İdlib’te askerlerimizin şehit edildiği saldırı sonrasında yaşananları acaba tam anlayabildik mi? Dış politikamızın yaşayan tek ünitesi Suriye olduğu için bu süreci iyice anlamakta fayda vardır.
Saldırıyla, Türkiye ile Esad rejimi arasında 2011’den gergin olsa da Rusya gözetiminde yatışmış ilişkiler hali vardı, bu bozuldu. Bozulmakla kalmadı, ileriye dönük bir çatışma potansiyeli ortaya çıktı. Olayın ardından Türkiye de askeri yolla cevap verdi, vermeye devam ediyor. Cevabın hacmi bizzat Suriye ordusunun İdlib’te planladığı ilerlemeyi engelleme boyutuna vardı.
Sorun şu ki, bütün bunlar Erdoğan ile Putin’in sivil ölümlerini önlemek maksadıyla 17 Eylül 2018’de imzaladıkları Soçi mutabakatının gölgesinde oluyor. Sadece son haftada yaşananlar değil mutabakatın akdedildiği günden itibaren hem Rusya, hem de Suriye azalmayan bir tempoyla sivilleri katlettiler. Yani, mutabakattan murad ettiğimiz bir numaralı netice olan sivil ölümlerini önlemek hiçbir zaman mümkün olmadı. Benzetecek olursak Rusya ortada bir mutabakat yokken Halep’te ne yaptıysa aynısını mutabakat zemininde İdlib’te de yapıyor. Biz ayrıca, sivillerin Türkiye sınırına yığılmasını önlemek istiyorduk. Bu bahiste de durum ortada. Şu an tam sayı bilinmiyor ama 400 binin üzerinde İdlibli’nin sınıra dayandığı ilan edildi. Bizzat Cumhurbaşkanı’nın ifadesine göre, sayı 1 milyon olursa da şaşırmayacağız.
Peki, Türkiye ve Esad rejimi sahada karşı karşıya gelirken Rusya’da bir sıkıntı var mı? Böyle bir görüntü yok. Askerlerimizin şehit olması Moskova’yı pek etkilemedi. Hal ve tavırlarıyla, Astana ve Soçi mutabakatlarından uzaklaşan Ankara’nın başına her türlü işin gelebileceğini göstermiş oldular. Cumhurbaşkanı Erdoğan İdlib saldırısından iki gün önce “Astana süreci diye bir şey kalmadı. Kendi göbeğimizi kendimizi keseceğiz” demişti. Çünkü, Astana’nın sadece Suriye rejimine yaradığını görmüştü. Ne var ki, hemen ertesi gün hem kendisi hem de hükümet sözcüleri “Süreç devam ediyor. Biz de içindeyiz” mealinde açıklamalar yaptı ama Ruslar tutum değişikliğine gitmedi. Ayrıca, açık açık “Rusya’yla çatışamayız” dedik. İlaveten, İdlib saldırısının Ruslar’ın bilgisi dahilinde yapıldığı tezimizi de değiştirip, işi tamamen Esad’a yıktık. (Unutmadan ekleyelim… Rusya’nın YPG’yi 32 kilometre derinliğe tahliye etme sözü verme karşılığında Barış Pınarı Harekatı’nı bitirdiğimiz ikinci bir Soçi mutabakatı var ki o neredeyse unutuldu.)

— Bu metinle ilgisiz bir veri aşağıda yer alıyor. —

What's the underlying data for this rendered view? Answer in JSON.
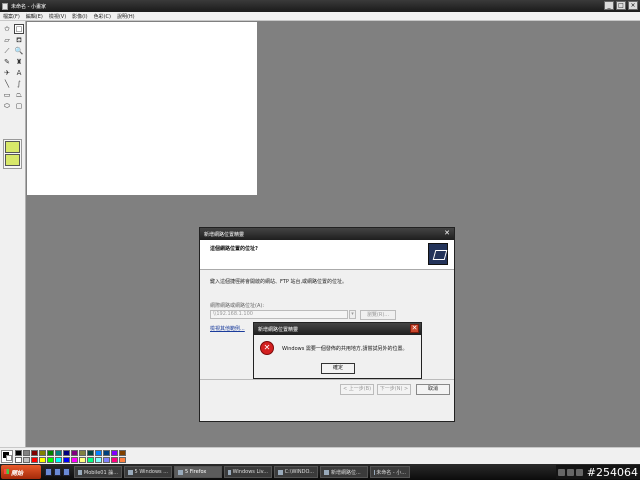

Bunca gelişmeye rağmen Rusya Dışişleri Bakanı Lavrov, aylardır ne diyorsa dün yine söyledi.
Şunları söyledi: “Türkiye ile İdlib’deki düzeni net bir şekilde belirleyen anlaşmalarımız var. Türk meslektaşlarımız bu bölgede işbirliği yaptıkları muhaliflerle, El Nusra (Fetih el Şam) ve Heyet Tahrir el Şamlı teröristleri birbirinden ayırma sözü verdi. Ancak ne yazık ki hâlâ bu teröristler İdlib’deki bölgede hüküm sürüyor. Bu nedenle bu sorumluluk yerine getirilmeli.”
Özetin özeti… Arada bağlantı var mı bilinmez ama biz “Astana bitti” dedik, İdlib’te saldırı oldu. Biz “Tamam tamam bitmedi, varız” dedik, Rusya-Esad bildiğini okumaya; yani sivil veya “terörist” ayırmadan vurmaya devam ediyor. Üstelik, mutabakatın koruması altında olan üç gözlem üssümüz de rejim tarafından kuşatılmış durumda.
Suriye dosyası bundan daha ne kadar tatsız olabilir? Yoksa, “Madem Astana sürecine bağlısınız. O zaman Suriye’nin toprak bütünlüğü için çıkın buralardan” baskısı da mı sırada? Esad böyle alesta vaziyetteyken, YPG/PYD sınırda gezinirken!